ALP: The Securities and Futures Commission reprimanded and fined Citigroup Global Markets Asia Ltd. $4 million for regulatory breaches regarding its operation of an alternative liquidity pool. Only fully informed and qualified investors are permitted to be users of the ALP. From December 2015 through August 2016 however, due to an incorrect system setting of client profiles over 130 clients accessed Citi Match without being assessed if they were qualified or being provided with the applicable guidelines.
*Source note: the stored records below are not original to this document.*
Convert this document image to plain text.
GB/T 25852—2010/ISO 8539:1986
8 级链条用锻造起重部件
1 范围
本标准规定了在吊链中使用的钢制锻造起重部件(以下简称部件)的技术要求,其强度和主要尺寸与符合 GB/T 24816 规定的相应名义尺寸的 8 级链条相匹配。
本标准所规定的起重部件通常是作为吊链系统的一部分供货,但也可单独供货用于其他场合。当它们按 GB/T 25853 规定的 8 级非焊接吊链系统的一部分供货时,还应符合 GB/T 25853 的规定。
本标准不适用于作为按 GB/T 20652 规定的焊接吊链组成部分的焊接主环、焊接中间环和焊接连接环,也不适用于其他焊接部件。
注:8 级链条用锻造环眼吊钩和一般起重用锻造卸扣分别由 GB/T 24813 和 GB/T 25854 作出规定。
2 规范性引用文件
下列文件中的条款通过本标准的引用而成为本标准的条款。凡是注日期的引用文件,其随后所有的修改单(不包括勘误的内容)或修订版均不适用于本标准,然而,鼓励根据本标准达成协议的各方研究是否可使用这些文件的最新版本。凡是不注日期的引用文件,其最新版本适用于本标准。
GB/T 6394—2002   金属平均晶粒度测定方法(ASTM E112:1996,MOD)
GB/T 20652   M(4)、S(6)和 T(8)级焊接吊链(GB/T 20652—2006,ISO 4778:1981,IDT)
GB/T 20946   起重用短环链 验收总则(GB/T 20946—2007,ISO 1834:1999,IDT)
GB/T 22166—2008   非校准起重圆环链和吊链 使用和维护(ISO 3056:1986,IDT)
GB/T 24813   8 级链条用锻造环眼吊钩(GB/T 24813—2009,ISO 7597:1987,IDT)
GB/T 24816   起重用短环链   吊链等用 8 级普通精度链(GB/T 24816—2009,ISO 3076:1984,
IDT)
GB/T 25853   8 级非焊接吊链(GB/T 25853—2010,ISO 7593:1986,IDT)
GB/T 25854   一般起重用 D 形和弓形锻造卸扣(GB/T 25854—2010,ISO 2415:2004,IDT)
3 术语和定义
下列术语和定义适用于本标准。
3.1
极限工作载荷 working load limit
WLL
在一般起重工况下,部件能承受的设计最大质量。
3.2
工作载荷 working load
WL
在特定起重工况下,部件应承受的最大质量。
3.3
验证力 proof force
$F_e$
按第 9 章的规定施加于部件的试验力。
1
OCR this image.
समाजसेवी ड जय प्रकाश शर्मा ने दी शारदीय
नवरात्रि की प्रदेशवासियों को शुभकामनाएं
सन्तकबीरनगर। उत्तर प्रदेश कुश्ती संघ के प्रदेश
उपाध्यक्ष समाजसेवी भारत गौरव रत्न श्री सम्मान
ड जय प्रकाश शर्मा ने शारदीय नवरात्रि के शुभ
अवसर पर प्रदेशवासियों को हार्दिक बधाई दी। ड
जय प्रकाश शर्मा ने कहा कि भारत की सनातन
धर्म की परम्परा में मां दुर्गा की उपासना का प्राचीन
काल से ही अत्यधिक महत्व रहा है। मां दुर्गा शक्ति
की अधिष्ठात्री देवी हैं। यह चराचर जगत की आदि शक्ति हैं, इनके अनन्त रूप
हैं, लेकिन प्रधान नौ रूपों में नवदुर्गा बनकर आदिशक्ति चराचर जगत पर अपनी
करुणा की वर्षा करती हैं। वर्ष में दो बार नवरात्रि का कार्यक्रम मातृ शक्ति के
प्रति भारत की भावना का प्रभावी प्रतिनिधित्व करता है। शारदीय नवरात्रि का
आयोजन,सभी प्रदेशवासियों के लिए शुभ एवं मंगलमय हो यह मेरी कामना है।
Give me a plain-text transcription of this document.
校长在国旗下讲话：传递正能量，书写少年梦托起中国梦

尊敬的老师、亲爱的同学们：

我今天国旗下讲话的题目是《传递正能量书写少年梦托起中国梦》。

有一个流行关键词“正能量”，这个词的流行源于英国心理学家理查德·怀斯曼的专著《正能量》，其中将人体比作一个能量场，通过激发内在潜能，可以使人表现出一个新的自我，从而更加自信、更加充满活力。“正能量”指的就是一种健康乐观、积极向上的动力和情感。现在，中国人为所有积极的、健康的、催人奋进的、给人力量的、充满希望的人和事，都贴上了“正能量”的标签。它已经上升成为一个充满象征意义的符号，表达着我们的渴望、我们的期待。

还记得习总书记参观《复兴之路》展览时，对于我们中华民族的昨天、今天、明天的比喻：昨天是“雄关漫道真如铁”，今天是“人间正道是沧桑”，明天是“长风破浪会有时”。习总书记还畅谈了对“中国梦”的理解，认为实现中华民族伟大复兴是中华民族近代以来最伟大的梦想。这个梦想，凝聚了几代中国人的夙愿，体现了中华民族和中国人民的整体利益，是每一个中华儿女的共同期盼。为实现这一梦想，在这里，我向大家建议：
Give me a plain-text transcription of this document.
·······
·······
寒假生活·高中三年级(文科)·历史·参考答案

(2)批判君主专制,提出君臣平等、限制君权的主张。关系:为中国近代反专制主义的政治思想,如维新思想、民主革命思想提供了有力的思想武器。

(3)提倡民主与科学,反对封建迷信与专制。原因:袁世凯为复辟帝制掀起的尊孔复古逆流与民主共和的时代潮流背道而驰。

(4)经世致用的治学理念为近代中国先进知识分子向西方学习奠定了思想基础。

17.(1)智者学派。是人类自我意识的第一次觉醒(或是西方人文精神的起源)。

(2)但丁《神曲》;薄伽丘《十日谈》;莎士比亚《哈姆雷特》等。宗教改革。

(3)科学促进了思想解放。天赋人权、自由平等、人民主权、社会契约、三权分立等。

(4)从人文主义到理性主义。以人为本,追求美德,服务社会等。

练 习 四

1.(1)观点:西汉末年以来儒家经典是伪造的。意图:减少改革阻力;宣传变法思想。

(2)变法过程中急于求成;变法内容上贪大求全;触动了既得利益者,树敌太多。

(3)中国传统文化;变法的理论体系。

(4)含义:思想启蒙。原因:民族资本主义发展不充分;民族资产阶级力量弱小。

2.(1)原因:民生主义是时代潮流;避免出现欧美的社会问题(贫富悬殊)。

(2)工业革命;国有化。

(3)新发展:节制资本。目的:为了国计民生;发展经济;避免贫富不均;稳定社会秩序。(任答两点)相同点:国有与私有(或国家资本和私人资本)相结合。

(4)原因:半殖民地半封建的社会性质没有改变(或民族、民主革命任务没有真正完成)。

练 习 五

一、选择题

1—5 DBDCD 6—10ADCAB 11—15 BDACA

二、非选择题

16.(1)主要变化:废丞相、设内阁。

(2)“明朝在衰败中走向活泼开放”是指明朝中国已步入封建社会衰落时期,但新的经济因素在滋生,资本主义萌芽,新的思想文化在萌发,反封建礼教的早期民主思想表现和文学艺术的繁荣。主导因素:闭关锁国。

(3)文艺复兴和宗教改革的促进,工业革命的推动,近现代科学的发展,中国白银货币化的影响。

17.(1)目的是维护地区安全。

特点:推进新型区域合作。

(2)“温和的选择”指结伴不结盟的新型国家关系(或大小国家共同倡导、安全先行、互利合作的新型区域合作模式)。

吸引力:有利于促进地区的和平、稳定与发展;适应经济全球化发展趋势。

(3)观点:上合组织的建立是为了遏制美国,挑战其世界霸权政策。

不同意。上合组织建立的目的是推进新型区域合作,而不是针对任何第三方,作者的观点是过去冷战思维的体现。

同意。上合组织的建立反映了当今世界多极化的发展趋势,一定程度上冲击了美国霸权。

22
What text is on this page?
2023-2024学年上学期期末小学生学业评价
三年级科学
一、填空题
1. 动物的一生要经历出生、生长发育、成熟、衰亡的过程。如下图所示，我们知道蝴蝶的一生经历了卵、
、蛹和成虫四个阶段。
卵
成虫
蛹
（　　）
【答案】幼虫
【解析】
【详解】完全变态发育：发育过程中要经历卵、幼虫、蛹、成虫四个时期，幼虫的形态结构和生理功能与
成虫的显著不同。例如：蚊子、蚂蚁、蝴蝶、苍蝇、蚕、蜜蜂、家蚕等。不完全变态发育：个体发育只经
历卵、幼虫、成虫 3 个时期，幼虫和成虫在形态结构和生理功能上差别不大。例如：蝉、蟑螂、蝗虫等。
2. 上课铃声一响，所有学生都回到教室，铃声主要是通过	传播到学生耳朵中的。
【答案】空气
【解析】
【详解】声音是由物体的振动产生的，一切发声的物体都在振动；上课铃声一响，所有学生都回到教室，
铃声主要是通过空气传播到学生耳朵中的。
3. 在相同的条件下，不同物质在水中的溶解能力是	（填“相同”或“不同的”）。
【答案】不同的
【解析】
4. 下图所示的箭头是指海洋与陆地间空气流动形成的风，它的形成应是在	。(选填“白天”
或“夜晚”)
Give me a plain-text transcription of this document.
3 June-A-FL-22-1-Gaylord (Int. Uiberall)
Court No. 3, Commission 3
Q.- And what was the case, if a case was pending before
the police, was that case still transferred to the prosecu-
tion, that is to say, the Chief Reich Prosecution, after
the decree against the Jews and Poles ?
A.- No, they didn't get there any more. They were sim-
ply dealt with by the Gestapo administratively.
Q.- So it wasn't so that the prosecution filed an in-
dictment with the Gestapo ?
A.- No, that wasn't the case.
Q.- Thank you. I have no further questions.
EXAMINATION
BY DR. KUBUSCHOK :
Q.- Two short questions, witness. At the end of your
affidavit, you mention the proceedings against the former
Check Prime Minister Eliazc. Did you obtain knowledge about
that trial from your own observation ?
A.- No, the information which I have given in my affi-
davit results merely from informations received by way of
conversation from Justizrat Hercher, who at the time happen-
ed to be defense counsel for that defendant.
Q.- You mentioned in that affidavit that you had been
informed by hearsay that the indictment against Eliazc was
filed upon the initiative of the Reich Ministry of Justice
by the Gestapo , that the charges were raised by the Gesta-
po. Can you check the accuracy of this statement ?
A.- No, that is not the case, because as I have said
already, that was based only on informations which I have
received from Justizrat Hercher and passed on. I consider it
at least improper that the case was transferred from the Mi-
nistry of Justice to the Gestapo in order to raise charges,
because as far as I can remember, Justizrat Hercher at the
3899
In resolving the matter the SFC considered the remedial steps and cooperation of CGMA.

Due diligence: The SFC reprimanded and fined CCB International Capital Limited $24 million for failing to discharge its duties as the sole sponsor in the listing application of Fujian Dongya Aquatic Products Co., Ltd. in 2013 and 2014. Specifically, the SFC found that the firm failed to conduct reasonable due diligence regarding the firm and its customers and to keep a proper audit trail. In part the due diligence plan called for CCBIC to assess the firm’s overseas customers and their third party payers who accounted for most of the revenues. In fact CCBIC did not complete the due diligence plan prepared by counsel.